Taos Art Museum at Fechin House, Taos
November 4, 2017 – January 31, 2018
The Taos Art Museum at Fechin House has recently completed the reinstallation of portions of their permanent collection on the museum’s first floor. The collection highlights the work of the Russian émigré Nicolai Fechin and members of the Taos Society of Artists. The exhibition also unveils the role that several prominent women played in the history of modernism in Taos.
When entering the museum, the first painting on view is Coral Beads, a striking 1910 portrait of Alexandra Belcovitch, Fechin’s wife, completed before they were married and while they were still living in Russia. The painting captures the fourteen-year-old Alexandra appearing poised and reserved. The composition of this early Fechin painting reflects the style of his teacher, Ilya Repin, the most notable Russian painter of the nineteenth century and master of portraiture. Her sideways glance, also prominent in Repin’s work, avoids the direct gaze of the viewer (and in this case Fechin himself) as she prominently displays her coral necklace—a material that occupies a prominent position in Russian history. Rare types, referred to alternatively as monysto or korali, could be quite costly and are traditional symbols of health and youth. These elaborate necklaces also were used as amulets that protected the wearer from evil spirits.

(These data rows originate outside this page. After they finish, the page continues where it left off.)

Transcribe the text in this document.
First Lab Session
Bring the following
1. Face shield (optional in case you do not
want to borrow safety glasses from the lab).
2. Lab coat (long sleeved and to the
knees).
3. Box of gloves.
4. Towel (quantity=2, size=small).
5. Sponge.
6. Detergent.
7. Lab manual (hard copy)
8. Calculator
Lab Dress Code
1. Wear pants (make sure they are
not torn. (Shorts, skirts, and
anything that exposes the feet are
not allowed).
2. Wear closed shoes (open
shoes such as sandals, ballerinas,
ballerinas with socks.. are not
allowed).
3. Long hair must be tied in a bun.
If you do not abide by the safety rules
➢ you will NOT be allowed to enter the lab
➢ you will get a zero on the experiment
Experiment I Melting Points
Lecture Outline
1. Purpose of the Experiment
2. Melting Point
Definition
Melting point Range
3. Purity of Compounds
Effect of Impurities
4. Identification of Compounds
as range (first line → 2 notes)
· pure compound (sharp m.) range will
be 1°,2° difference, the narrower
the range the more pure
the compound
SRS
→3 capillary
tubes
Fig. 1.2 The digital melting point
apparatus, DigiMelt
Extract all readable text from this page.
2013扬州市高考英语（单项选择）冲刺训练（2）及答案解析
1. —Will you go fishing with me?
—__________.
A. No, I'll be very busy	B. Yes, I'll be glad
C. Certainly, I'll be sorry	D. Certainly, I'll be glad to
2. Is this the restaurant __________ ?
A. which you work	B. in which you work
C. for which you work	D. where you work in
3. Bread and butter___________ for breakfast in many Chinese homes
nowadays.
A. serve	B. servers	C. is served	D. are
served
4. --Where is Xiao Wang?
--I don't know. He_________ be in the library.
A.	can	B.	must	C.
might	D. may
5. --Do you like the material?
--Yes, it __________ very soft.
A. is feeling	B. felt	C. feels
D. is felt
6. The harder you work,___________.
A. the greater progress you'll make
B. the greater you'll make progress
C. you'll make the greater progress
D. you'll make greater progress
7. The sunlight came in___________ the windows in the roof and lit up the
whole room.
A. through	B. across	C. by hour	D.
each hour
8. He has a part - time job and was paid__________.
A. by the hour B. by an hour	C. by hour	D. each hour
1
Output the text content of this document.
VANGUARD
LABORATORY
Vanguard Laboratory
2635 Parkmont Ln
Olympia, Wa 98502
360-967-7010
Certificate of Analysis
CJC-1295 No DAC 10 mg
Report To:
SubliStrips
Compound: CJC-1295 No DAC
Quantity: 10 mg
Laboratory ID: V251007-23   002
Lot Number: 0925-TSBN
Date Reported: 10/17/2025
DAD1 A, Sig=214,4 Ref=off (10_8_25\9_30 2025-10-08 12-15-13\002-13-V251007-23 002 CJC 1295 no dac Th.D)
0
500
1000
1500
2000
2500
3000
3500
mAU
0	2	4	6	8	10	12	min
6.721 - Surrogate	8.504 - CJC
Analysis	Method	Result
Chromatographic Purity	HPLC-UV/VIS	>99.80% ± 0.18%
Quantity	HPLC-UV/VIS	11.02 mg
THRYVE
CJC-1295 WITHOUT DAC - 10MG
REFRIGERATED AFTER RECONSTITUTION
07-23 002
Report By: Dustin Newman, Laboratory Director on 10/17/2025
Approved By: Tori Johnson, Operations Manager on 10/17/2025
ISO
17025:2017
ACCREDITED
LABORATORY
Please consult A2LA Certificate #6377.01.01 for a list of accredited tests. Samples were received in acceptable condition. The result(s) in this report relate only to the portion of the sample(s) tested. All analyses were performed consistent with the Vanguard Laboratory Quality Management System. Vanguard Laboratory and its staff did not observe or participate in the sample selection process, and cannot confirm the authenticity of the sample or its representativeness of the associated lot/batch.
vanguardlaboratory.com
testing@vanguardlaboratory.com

Both Fechin and Belcovitch (nicknamed Tinka) carried their Russian heritage with them to Taos. Their home was adorned with Eastern Orthodox icons and a corner altar—common in Slavic homes—as well as extensive woodwork, a craft shared by Russians and Southwestern artists. Belcovitch, the aristocratic daughter of the head of the Kazan Academy of Art, was a polyglot and a writer, whose eloquent and moving book of short stories about revolutionary Russia, March of the Past, was published in 1937, four years after her separation from Fechin. While Fechin, who never learned English, had moved to New York and then southern California with their daughter, Eya, Belcovitch stayed in Taos for the rest of her life. Her grave, marked by a large Russian Orthodox cross, is on the grounds of the Fechin house, surrounded by her beloved garden.

The Fechin House’s reorganization of their permanent collection brings to light directly or indirectly several early women artists. Eleanor Kissel (1891-1966), whom Fechin painted in 1933, grew up in New York and studied at the Art Students League. Always fascinated by the West, Kissel embarked on a cross-country trip and ended up settling in Taos in 1926. Returning to northern New Mexico every summer, she completed work on her own studio in 1929. Fechin’s portrait of her, done during his last year in Taos, shows the artist in a pensive pose against a neutral background. Her red dress frames her and focuses the viewer’s eye on her expressive facial features.
Catharine Critcher’s The Young Hunter is a striking example of the work of the only female member of the Taos Society of Artists. Critcher (1868-1964), who became an active member in 1924 at the age of fifty-six, was a Virginia native who was educated at Cooper Union in New York, the Corcoran School in Washington D.C., and Académie Julian in Paris. After her election to the TSA, she wrote to her friend, Powell Minnigerodel, the director of the Corcoran, “You will be pleased, I know, to hear that a letter just received from Mr. Couse informs me that I have been unanimously elected to active membership in the Taos Society of Artists. It is nice to be the first and only woman in it. I am feeling very good about it.” The undated The Young Hunter in the Fechin collection is a rather dramatic profile portrait of an unknown sitter. He is presented with a pronounced chin, slight smile, and a full head of hair. Silhouetted against a dark background, his hunting jacket is abstracted with expressive brushstrokes and broad swatches of greens and grays.
The unveiling of women artists and writers who contributed to modernism is an exciting part of a larger, more well-known Taos narrative. Alongside works from the teens and 1920s by Ernest Blumenschein, Joseph Henry Sharp, W. Herbert Dunton, and other members of the Taos Society of Artists, the contributions of Catharine Critcher, Alexandra Belcovitch Fechin, and Eleanor Kissel enrich and expand our understanding of the first decades of the twentieth century in Northern New Mexico.